¡Mira, Look!: Dancing Home

dancing homeWell, it’s that time already! It’s time for Thanksgiving, and while we here at Vamos a Leer encourage people to take a step back from traditional notions of this holiday that promote stereotypes, we do acknowledge that this holiday does represent family time. In keeping with this tradition, this week I would like to share with you a book about what happens when family comes for a visit and they are different than us–or so we think.

This week, we will be looking at Alma Flor Ada’s Dancing Home. In this book, which is most appropriate for students in grades three to six, ten year old Margie is ecstatic to learn that her cousin, Lupe, will be coming from Mexico to join their family in Texas. However, once Lupe (who doesn’t speak English) joins Margie in her class, Margie becomes embarrassed by her cousin. Margie has worked hard to fit in with her classmates and to be an American, but by default Lupe’s arrival reminds people of Margie’s Mexican roots. While one girl tries to shake the image of what it means to be Mexican, the other tries to adjust to life in the United States.

At its core, this book is about two young ladies who are struggling with their identity. Most of our students face this same crisis daily. Everyone wants to fit in, but we are all different. Sometimes, it is difficult for us to recognize that these differences are not drawbacks; rather, they are what make us all unique. Furthermore, Ada describes the immigrant struggle that some youngsters face. Many of our students struggle with cultural identity because they try to distance themselves from their heritage like Margie. However, it is not about being like everyone else that is important. What is important is being comfortable with yourself and who you are.

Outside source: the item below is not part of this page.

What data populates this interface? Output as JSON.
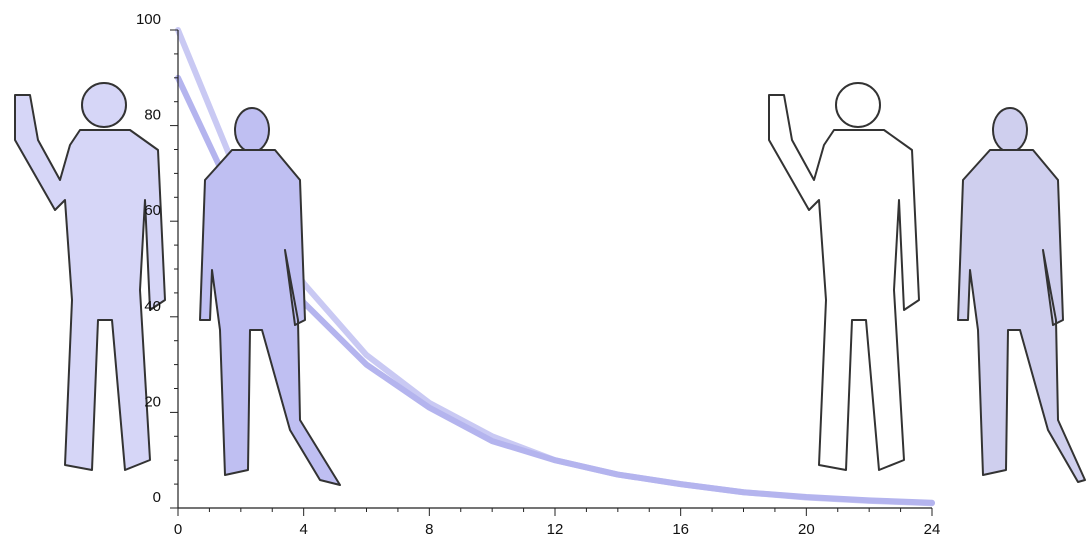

What’s wrong with being Mexican? American? Mexican-American? Nothing at all! Though this is not the message that some youngsters receive as they try to adjust to a new life or watch family members face this struggle. Moreover, her message on family is quite clear as well. It is important to recognize our family structure, like our cultural identity, for what it is, and not be embarrassed by it. We should embrace it.

I hope you will take some time to review Dancing Home. It is a great read and has a good message for the season! Have a nice holiday.

Until next time,



8 thoughts on “¡Mira, Look!: Dancing Home

  1. A great post and book recommendation that balances our desire to show thankfulness with our families while also showing solidarity with those for whom this holiday is a day of mourning. Thank you, Neoshia.

  2. Sounds like a great book, Neoshia. Thanks for sharing it. I wasn’t familiar with it, and now I’m looking forward to reading it. Sounds like it touches on lots of themes that we should be emphasizing in the classroom.